Il est difficile de mener des négociations commerciales à enjeux élevés en temps géologique. Les négociations toujours conflictuelles entre la Chine et les États-Unis ont dégénéré vendredi en menaces d’escalade. Au centre de la flambée : la mainmise de la République populaire sur les minéraux cruciaux des terres rares.
Les mesures américaines visant à briser le monopole sont en cours, et le problème semble suffisamment mineur pour pouvoir être résolu. C'est juste que le départ arrêté de la Maison Blanche ne lui laisse d'autre choix que de se débrouiller pour le moment.
Les statistiques sont imposantes. La Chine contrôle environ 70 % de l’exploitation minière des terres rares et 93 % de la fabrication des aimants, selon le Centre d’études stratégiques et internationales, ce qui ajoute au poids des menaces d’embargo efficaces. Une rupture des négociations commerciales reviendra inévitablement à ce point de pression car il s’agit de l’un des rares points aussi douloureux que les restrictions imposées par les États-Unis sur les puces avancées.
La position de Pékin est bien méritée : des investissements stratégiques au fil des décennies ont permis de contrôler la grande majorité de l’extraction et du traitement des terres rares, notamment du dysprosium et du terbium, ainsi que d’autres métaux utilisés dans les batteries et les aimants des véhicules électriques, des éoliennes et des systèmes de défense.
Pourtant, il ne s’agit tout simplement pas d’un vaste marché, évalué à seulement environ 5 milliards de dollars par le ministère de l’Énergie et les chercheurs. Un rattrapage devrait être plausible. Après une lente montée en puissance, les investissements américains se sont accélérés.
L'Oncle Sam a pris une participation directe de 15 % dans MP Materials (NYSE : MP), un mineur développant le site de Mountain Pass en Californie. Plus d'un milliard de dollars d'investissements en capital ont été annoncés au deuxième trimestre de cette année, soutenus à environ 91 % par le gouvernement, estime Benchmark Mineral Intelligence. JPMorgan (NYSE : JPM), qui a aidé le gouvernement dans le cadre de son investissement dans MP Materials, a annoncé lundi qu'elle consacrerait 10 milliards de dollars à des entreprises impliquées dans la sécurité nationale américaine, notamment des sociétés minières.

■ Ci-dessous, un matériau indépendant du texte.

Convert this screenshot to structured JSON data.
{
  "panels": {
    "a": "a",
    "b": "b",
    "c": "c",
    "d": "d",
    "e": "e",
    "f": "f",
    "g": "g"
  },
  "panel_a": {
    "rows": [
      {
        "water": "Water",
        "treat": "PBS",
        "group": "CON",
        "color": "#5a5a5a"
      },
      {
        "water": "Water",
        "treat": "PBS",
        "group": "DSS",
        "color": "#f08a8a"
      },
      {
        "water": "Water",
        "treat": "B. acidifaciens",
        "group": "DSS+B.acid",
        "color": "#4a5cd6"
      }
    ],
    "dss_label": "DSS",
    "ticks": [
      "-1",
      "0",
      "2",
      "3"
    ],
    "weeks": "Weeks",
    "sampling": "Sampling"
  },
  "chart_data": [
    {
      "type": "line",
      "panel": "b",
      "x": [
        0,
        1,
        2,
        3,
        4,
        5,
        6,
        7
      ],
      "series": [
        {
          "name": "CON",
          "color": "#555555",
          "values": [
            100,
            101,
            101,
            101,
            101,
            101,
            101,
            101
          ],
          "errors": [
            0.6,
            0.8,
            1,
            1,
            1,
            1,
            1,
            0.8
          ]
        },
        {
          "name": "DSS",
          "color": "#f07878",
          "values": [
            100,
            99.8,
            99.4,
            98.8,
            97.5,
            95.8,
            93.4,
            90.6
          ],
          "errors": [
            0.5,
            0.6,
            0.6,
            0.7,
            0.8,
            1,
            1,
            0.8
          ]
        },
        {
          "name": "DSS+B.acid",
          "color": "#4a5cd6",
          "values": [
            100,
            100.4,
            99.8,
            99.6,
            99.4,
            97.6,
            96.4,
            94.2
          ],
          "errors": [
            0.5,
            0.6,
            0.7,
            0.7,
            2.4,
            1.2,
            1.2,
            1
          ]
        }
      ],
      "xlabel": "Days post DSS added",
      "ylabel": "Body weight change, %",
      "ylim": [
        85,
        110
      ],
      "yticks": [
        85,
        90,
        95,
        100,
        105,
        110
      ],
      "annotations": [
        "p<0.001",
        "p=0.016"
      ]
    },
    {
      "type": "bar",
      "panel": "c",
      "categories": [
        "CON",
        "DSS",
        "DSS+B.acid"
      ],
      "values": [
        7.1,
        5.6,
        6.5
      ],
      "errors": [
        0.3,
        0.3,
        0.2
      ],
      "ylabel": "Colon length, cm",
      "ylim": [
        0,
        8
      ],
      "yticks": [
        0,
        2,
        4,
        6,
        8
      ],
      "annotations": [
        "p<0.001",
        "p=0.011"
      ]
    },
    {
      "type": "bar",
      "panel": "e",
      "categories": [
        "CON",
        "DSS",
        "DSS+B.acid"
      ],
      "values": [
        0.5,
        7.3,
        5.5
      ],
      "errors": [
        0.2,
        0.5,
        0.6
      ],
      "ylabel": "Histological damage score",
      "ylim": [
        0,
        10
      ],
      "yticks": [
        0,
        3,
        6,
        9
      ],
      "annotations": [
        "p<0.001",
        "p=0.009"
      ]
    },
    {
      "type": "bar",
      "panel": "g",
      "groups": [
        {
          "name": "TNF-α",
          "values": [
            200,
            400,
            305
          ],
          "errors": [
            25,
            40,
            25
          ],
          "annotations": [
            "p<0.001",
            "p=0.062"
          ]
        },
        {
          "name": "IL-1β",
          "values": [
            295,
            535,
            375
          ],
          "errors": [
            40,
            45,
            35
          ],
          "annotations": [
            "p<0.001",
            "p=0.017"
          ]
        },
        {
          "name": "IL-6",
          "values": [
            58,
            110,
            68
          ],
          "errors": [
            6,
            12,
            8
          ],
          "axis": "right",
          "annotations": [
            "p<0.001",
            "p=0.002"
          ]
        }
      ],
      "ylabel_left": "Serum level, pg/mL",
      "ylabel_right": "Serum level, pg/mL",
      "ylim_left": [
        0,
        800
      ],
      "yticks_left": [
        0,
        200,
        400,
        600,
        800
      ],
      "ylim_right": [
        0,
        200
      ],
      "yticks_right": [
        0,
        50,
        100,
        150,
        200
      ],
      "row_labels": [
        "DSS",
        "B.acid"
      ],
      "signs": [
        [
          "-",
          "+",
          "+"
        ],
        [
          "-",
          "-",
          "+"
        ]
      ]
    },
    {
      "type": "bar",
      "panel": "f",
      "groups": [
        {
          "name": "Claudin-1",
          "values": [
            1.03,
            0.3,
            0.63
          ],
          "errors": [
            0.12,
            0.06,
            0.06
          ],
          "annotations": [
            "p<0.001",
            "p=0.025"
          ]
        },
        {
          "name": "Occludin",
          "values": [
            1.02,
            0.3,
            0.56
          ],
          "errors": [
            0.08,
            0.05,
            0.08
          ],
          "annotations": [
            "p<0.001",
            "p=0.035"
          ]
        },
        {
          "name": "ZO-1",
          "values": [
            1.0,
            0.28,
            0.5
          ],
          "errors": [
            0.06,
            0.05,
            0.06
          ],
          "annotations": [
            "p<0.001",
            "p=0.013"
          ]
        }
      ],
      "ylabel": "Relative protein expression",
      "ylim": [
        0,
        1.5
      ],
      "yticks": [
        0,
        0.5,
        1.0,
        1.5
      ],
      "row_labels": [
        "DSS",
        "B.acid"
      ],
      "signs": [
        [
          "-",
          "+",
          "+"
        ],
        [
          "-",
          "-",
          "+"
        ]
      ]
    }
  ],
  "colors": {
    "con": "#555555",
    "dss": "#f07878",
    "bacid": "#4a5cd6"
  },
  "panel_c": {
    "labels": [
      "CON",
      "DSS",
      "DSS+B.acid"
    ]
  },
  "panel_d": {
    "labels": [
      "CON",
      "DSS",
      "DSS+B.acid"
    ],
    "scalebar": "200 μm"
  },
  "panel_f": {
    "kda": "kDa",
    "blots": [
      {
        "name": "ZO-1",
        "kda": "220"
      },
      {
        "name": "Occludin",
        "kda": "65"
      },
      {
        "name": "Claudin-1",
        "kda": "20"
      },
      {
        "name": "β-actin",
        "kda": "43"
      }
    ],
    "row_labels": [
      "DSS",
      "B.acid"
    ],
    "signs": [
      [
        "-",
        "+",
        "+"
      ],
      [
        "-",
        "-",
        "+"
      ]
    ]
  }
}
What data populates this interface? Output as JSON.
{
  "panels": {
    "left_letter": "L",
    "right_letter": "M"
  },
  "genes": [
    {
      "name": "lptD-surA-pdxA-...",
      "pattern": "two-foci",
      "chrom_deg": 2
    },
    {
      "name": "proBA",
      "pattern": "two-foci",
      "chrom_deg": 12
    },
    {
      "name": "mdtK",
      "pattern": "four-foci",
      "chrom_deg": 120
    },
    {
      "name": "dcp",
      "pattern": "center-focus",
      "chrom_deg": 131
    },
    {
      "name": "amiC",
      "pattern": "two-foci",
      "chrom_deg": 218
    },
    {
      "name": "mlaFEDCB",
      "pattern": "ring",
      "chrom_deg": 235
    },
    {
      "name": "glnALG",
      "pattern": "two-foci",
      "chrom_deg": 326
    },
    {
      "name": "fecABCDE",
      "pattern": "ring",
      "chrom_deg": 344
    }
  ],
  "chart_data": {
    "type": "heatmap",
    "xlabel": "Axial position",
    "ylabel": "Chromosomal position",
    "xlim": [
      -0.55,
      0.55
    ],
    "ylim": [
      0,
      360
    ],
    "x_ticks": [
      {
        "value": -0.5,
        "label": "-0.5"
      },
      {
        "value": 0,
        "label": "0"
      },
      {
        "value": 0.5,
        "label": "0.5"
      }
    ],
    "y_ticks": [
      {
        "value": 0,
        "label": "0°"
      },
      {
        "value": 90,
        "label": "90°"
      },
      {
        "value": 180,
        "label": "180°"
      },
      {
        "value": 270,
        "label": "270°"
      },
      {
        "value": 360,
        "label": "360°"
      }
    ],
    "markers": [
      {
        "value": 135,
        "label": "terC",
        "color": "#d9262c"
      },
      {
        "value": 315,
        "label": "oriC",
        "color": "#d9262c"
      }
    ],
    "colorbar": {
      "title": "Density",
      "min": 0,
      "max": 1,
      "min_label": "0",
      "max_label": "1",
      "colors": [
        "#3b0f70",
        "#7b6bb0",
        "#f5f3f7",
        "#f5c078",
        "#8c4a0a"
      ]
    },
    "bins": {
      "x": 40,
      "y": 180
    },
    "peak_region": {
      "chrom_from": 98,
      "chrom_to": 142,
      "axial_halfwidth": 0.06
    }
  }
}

Le problème jusqu’à présent était que, puisqu’elles ne représentent qu’une infime fraction du coût de produits finaux beaucoup plus complexes, les terres rares n’ont pas beaucoup attiré l’attention des entreprises. Les interventions visant à corriger cette situation devraient, à terme, faire d’un embargo une lettre morte. La clé, cependant, c’est ce timing. Même d'ici 2030, selon l'Agence internationale de l'énergie, la domination de la Chine s'étendra encore à 54 % de l'exploitation minière et à 77 % du raffinage. Des changements aussi lents ne sont pas d’un grand secours pour les négociations commerciales qui doivent avoir lieu ce mois-ci.
Après tout, la mine de MP Materials a langui pendant des années, son ancien propriétaire ayant déclaré faillite en 2015. Réparer la chaîne d'approvisionnement nécessitera des efforts laborieux et coordonnés. Et comme le montre clairement la chute du marché de vendredi, perdre l’accès à ces matériaux serait existentiel. La question est maintenant de savoir si la Maison Blanche peut patiemment développer ses capacités nationales, ou si un tempérament plus court joue à l’avantage de Pékin.